10. Having heard the contentions of both the parties, I have gone through the record as well as relevant provisions of Bihar Panchayat Raj Act, 2006. 11. In Section 106 of Bihar Panchayat Raj Act, 2006, several sections of the Indian Penal Code 1860 as well as some other offences of different acts have been made triable by Gram Kachahri but in Section 106 of Bihar Panchayat Raj Act, 2006, Section 379 of the Indian Penal Code does not find place though in proviso of the aforesaid section, it has been mentioned that Gram Kachahri shall not take cognizance of the offence under Section 379 of the Indian Penal Code, if the value of stolen property is more than rupees ten thousand.
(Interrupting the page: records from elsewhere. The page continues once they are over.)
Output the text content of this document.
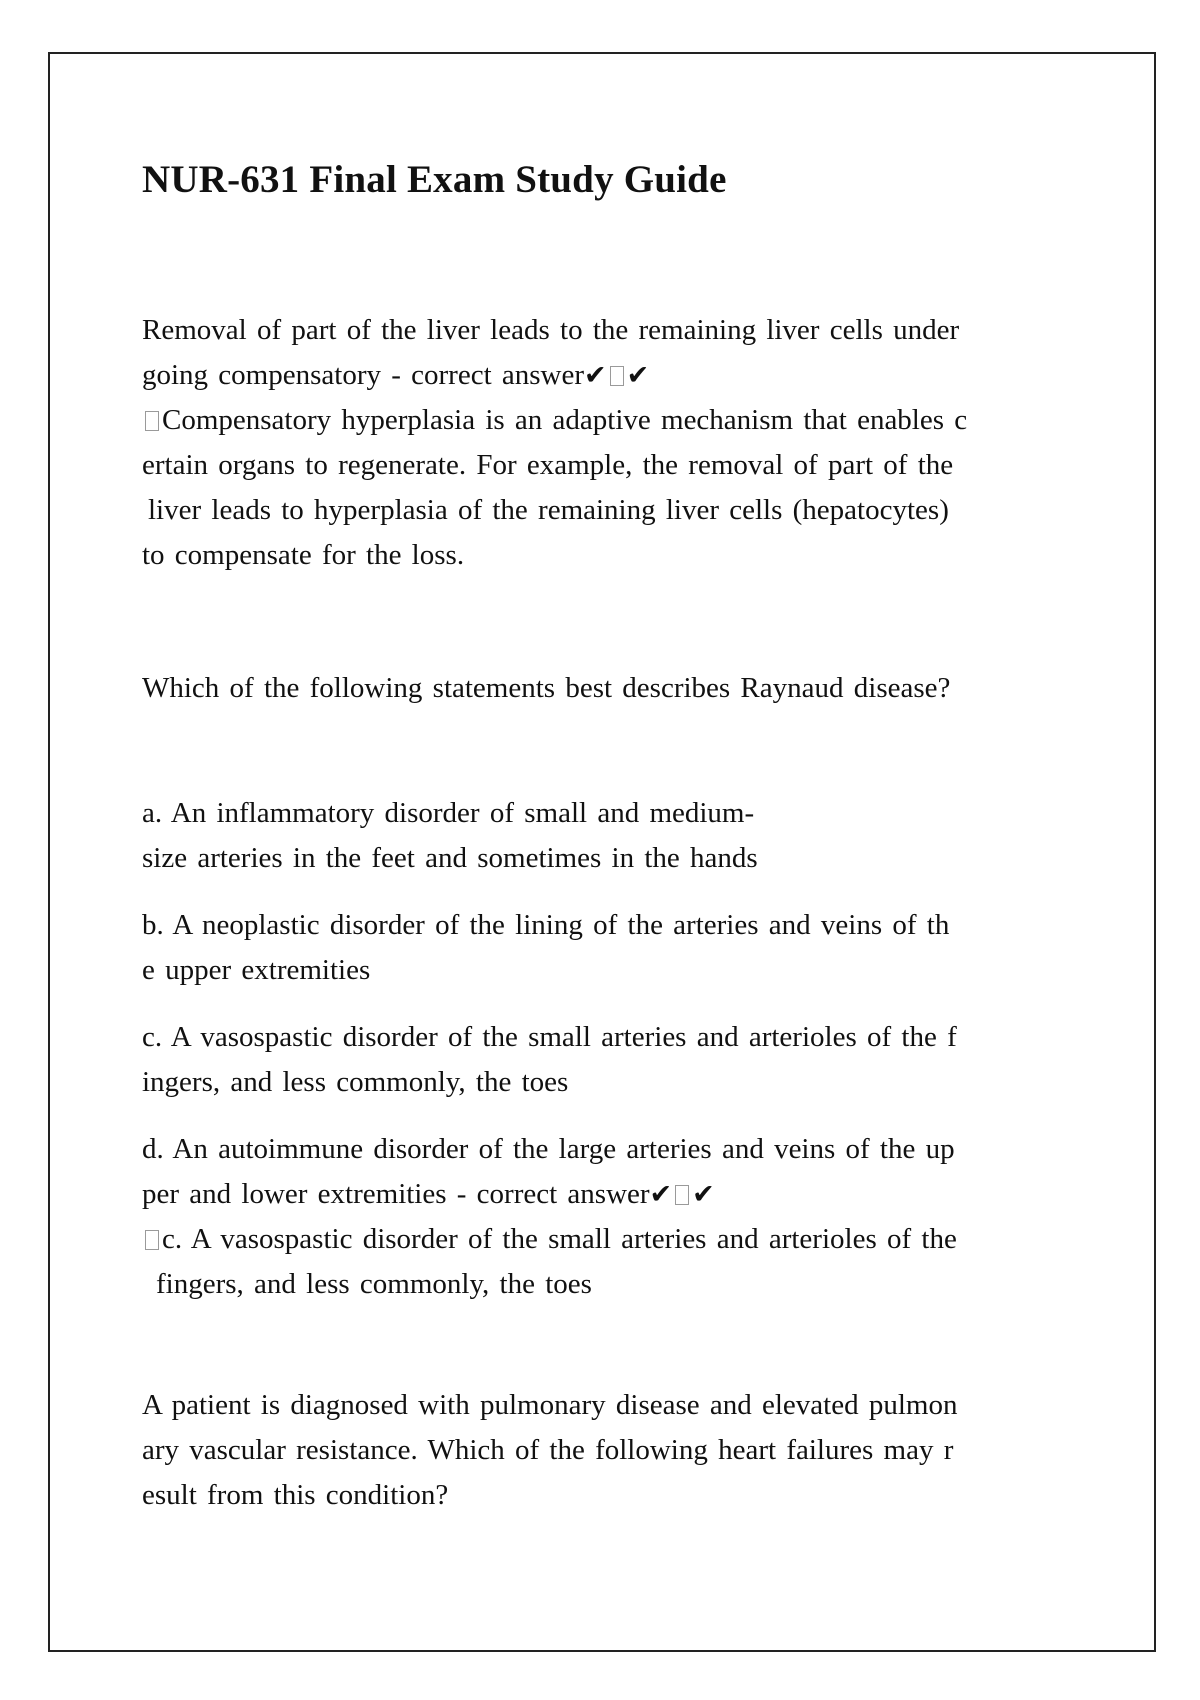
NUR-631 Final Exam Study Guide

Removal of part of the liver leads to the remaining liver cells under
going compensatory - correct answer✔ ✔

Compensatory hyperplasia is an adaptive mechanism that enables c
ertain organs to regenerate. For example, the removal of part of the
liver leads to hyperplasia of the remaining liver cells (hepatocytes)
to compensate for the loss.

Which of the following statements best describes Raynaud disease?

a. An inflammatory disorder of small and medium-
size arteries in the feet and sometimes in the hands

b. A neoplastic disorder of the lining of the arteries and veins of th
e upper extremities

c. A vasospastic disorder of the small arteries and arterioles of the f
ingers, and less commonly, the toes

d. An autoimmune disorder of the large arteries and veins of the up
per and lower extremities - correct answer✔ ✔

c. A vasospastic disorder of the small arteries and arterioles of the
fingers, and less commonly, the toes

A patient is diagnosed with pulmonary disease and elevated pulmon
ary vascular resistance. Which of the following heart failures may r
esult from this condition?
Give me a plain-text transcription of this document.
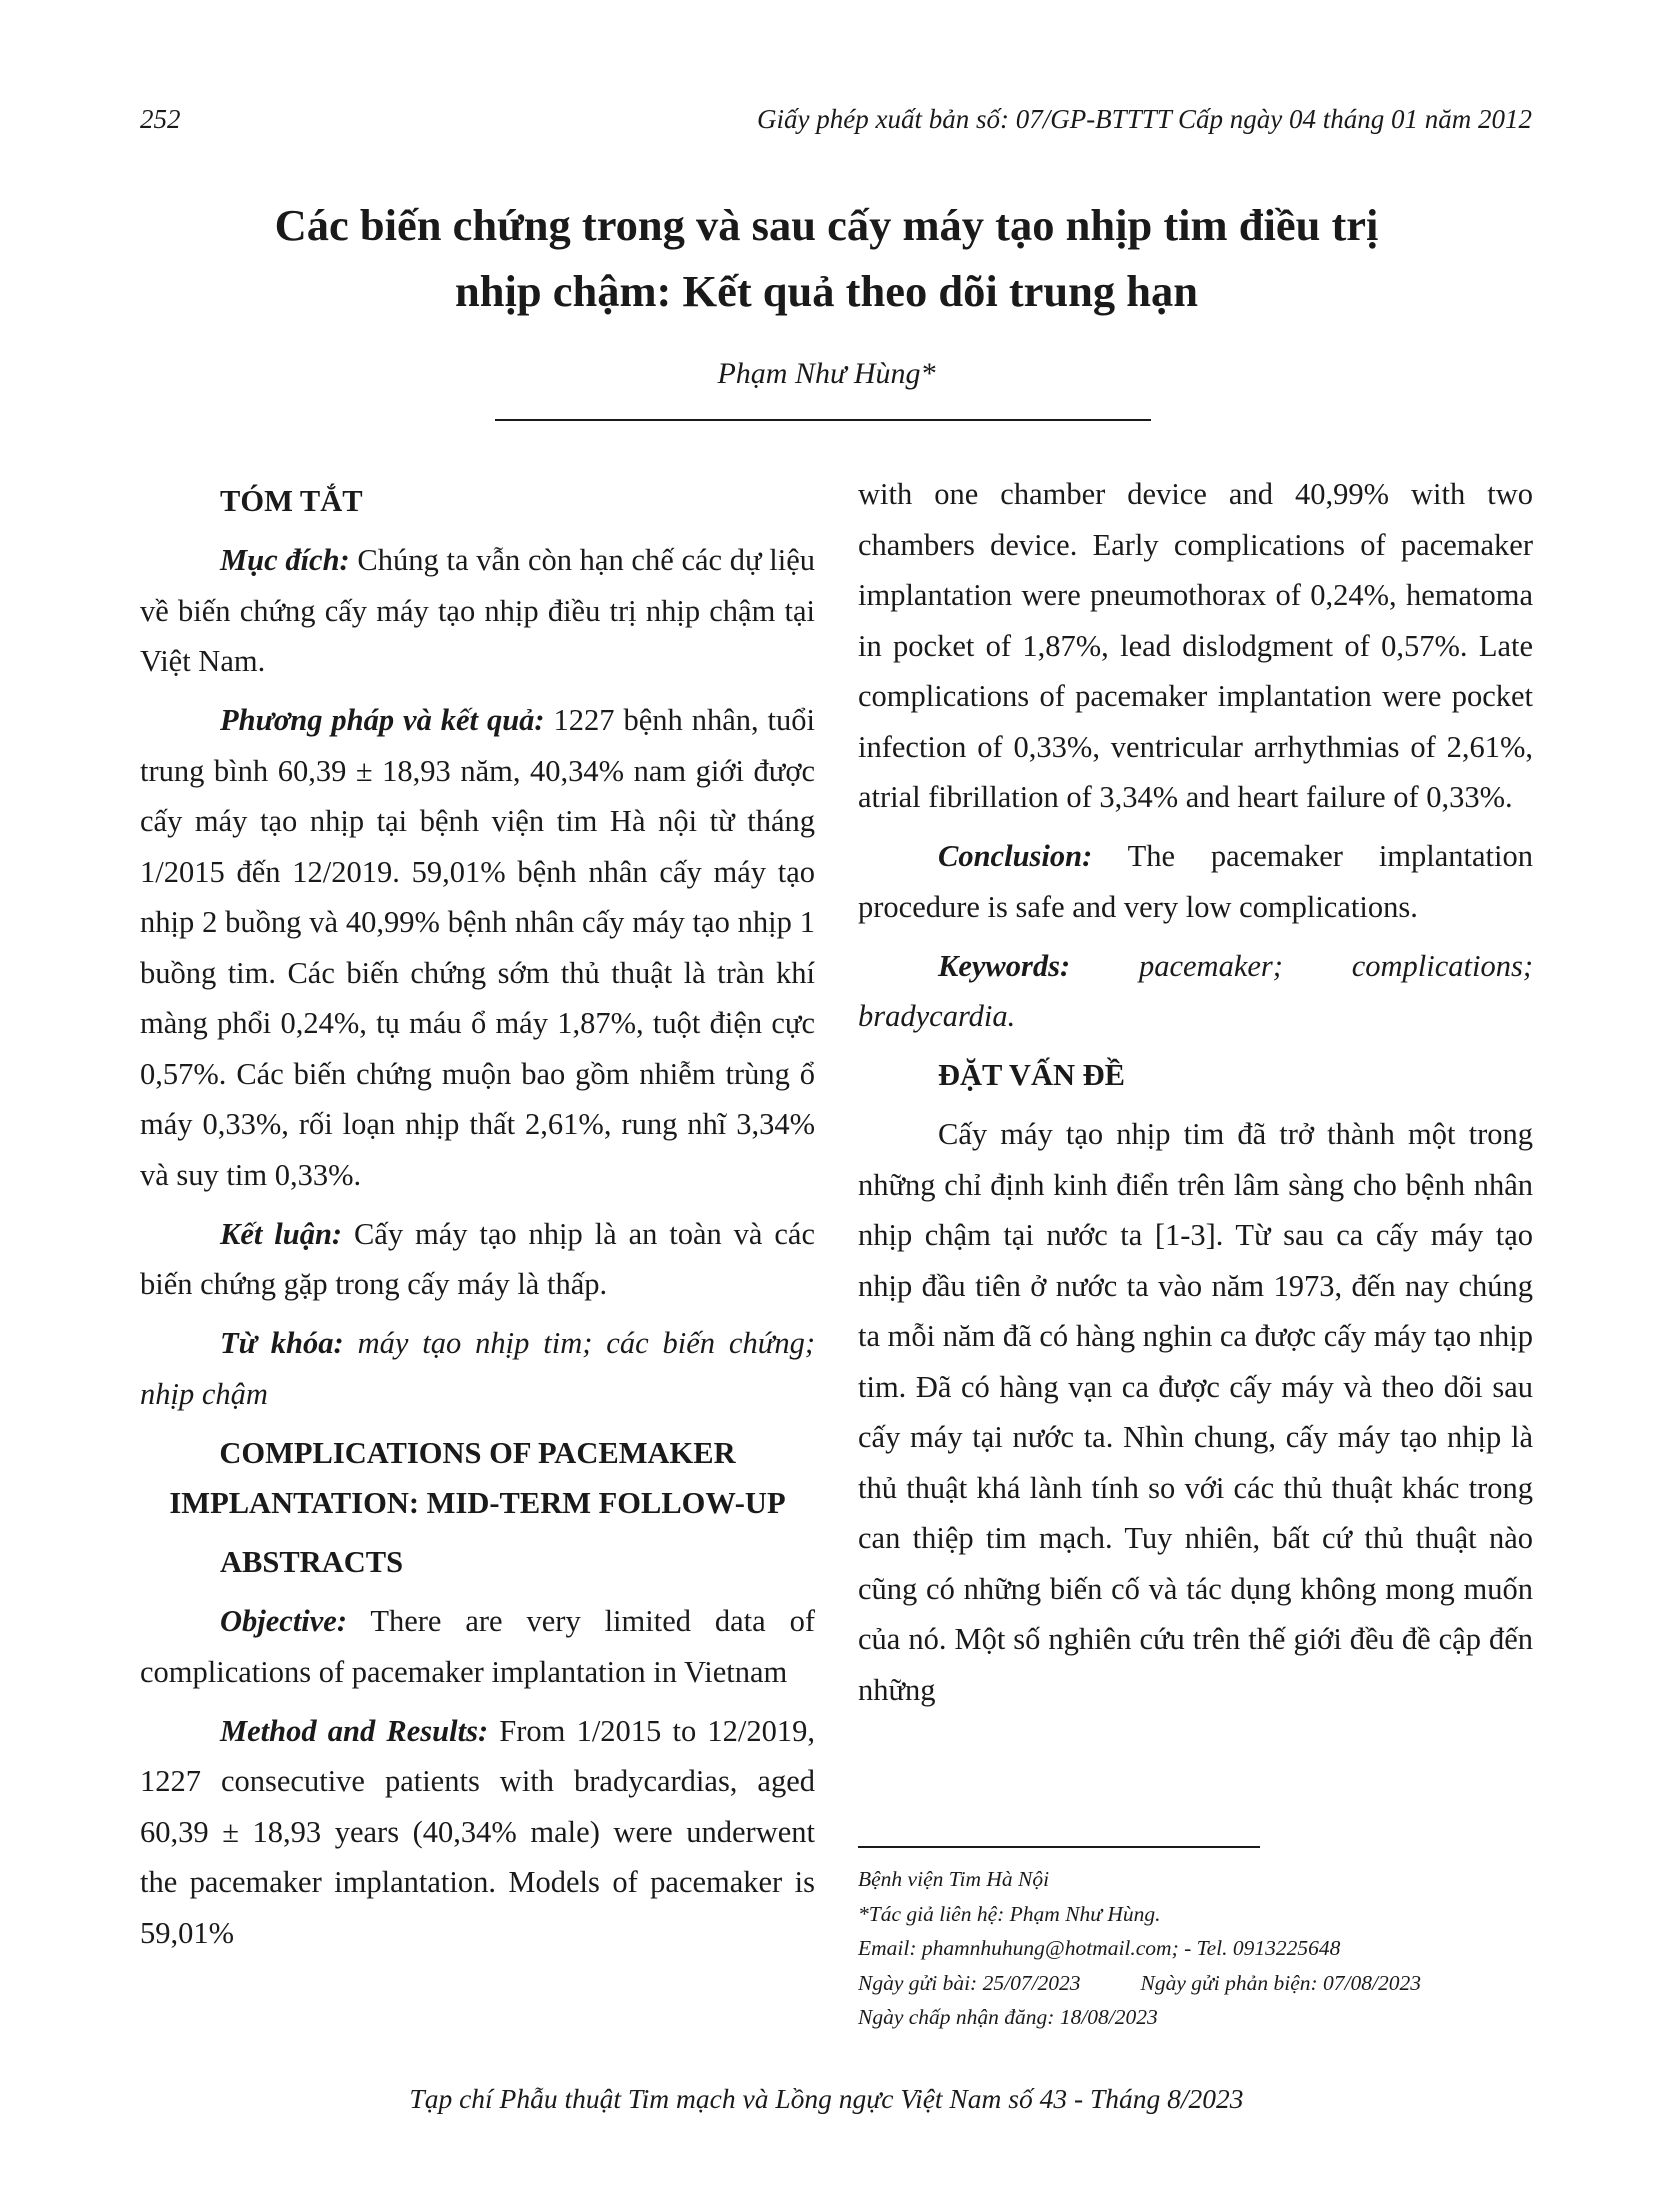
252	Giấy phép xuất bản số: 07/GP-BTTTT Cấp ngày 04 tháng 01 năm 2012
Các biến chứng trong và sau cấy máy tạo nhịp tim điều trị
nhịp chậm: Kết quả theo dõi trung hạn
Phạm Như Hùng*
TÓM TẮT

Mục đích: Chúng ta vẫn còn hạn chế các dự liệu về biến chứng cấy máy tạo nhịp điều trị nhịp chậm tại Việt Nam.

Phương pháp và kết quả: 1227 bệnh nhân, tuổi trung bình 60,39 ± 18,93 năm, 40,34% nam giới được cấy máy tạo nhịp tại bệnh viện tim Hà nội từ tháng 1/2015 đến 12/2019. 59,01% bệnh nhân cấy máy tạo nhịp 2 buồng và 40,99% bệnh nhân cấy máy tạo nhịp 1 buồng tim. Các biến chứng sớm thủ thuật là tràn khí màng phổi 0,24%, tụ máu ổ máy 1,87%, tuột điện cực 0,57%. Các biến chứng muộn bao gồm nhiễm trùng ổ máy 0,33%, rối loạn nhịp thất 2,61%, rung nhĩ 3,34% và suy tim 0,33%.

Kết luận: Cấy máy tạo nhịp là an toàn và các biến chứng gặp trong cấy máy là thấp.

Từ khóa: máy tạo nhịp tim; các biến chứng; nhịp chậm

COMPLICATIONS OF PACEMAKER
IMPLANTATION: MID-TERM FOLLOW-UP
ABSTRACTS

Objective: There are very limited data of complications of pacemaker implantation in Vietnam

Method and Results: From 1/2015 to 12/2019, 1227 consecutive patients with bradycardias, aged 60,39 ± 18,93 years (40,34% male) were underwent the pacemaker implantation. Models of pacemaker is 59,01%

with one chamber device and 40,99% with two chambers device. Early complications of pacemaker implantation were pneumothorax of 0,24%, hematoma in pocket of 1,87%, lead dislodgment of 0,57%. Late complications of pacemaker implantation were pocket infection of 0,33%, ventricular arrhythmias of 2,61%, atrial fibrillation of 3,34% and heart failure of 0,33%.

Conclusion: The pacemaker implantation procedure is safe and very low complications.

Keywords: pacemaker; complications; bradycardia.

ĐẶT VẤN ĐỀ

Cấy máy tạo nhịp tim đã trở thành một trong những chỉ định kinh điển trên lâm sàng cho bệnh nhân nhịp chậm tại nước ta [1-3]. Từ sau ca cấy máy tạo nhịp đầu tiên ở nước ta vào năm 1973, đến nay chúng ta mỗi năm đã có hàng nghin ca được cấy máy tạo nhịp tim. Đã có hàng vạn ca được cấy máy và theo dõi sau cấy máy tại nước ta. Nhìn chung, cấy máy tạo nhịp là thủ thuật khá lành tính so với các thủ thuật khác trong can thiệp tim mạch. Tuy nhiên, bất cứ thủ thuật nào cũng có những biến cố và tác dụng không mong muốn của nó. Một số nghiên cứu trên thế giới đều đề cập đến những

Bệnh viện Tim Hà Nội
*Tác giả liên hệ: Phạm Như Hùng.
Email: phamnhuhung@hotmail.com; - Tel. 0913225648
Ngày gửi bài: 25/07/2023	Ngày gửi phản biện: 07/08/2023
Ngày chấp nhận đăng: 18/08/2023
Tạp chí Phẫu thuật Tim mạch và Lồng ngực Việt Nam số 43 - Tháng 8/2023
It appears to me that there is ambiguity in Section 106 of Bihar Panchayat Raj Act, 2006 because in Section 106 (a), the offence of Section 379 of the Indian Penal Code does not find place but surprisingly enough that in proviso the aforesaid offence has been mentioned. Moreover, when Section 106 (a) of Bihar Panchayat Raj Act does not provide jurisdiction to Gram Kachahri in respect of offence under Section 379 of the Indian Penal Code, in my view, the Gram Kachahri has got no jurisdiction to take cognizance of the offence under Section 379 of the Indian Penal Code and mere mentioning the aforesaid section in proviso of the above stated section does not make any difference. Therefore, the contention of learned counsel for the petitioners has got no merit because the Gram Kachahri has got no jurisdiction to proceed with the offence under Section 379 of the Indian Penal Code and, therefore, the decisions cited on behalf of the petitioners do not apply in the present case. 12. Except the above stated contention, no other point has been raised on behalf of the petitioners for quashing the impugned order. 13. On the basis of aforesaid discussions, I am of the opinion that this petition does not have any merit and must be dismissed on admission stage itself. 14. Accordingly, this petition stands dismissed on admission stage itself. 15. Let a copy of this order be sent to law department of State of Bihar so that the above stated ambiguity could be removed by the competent authority.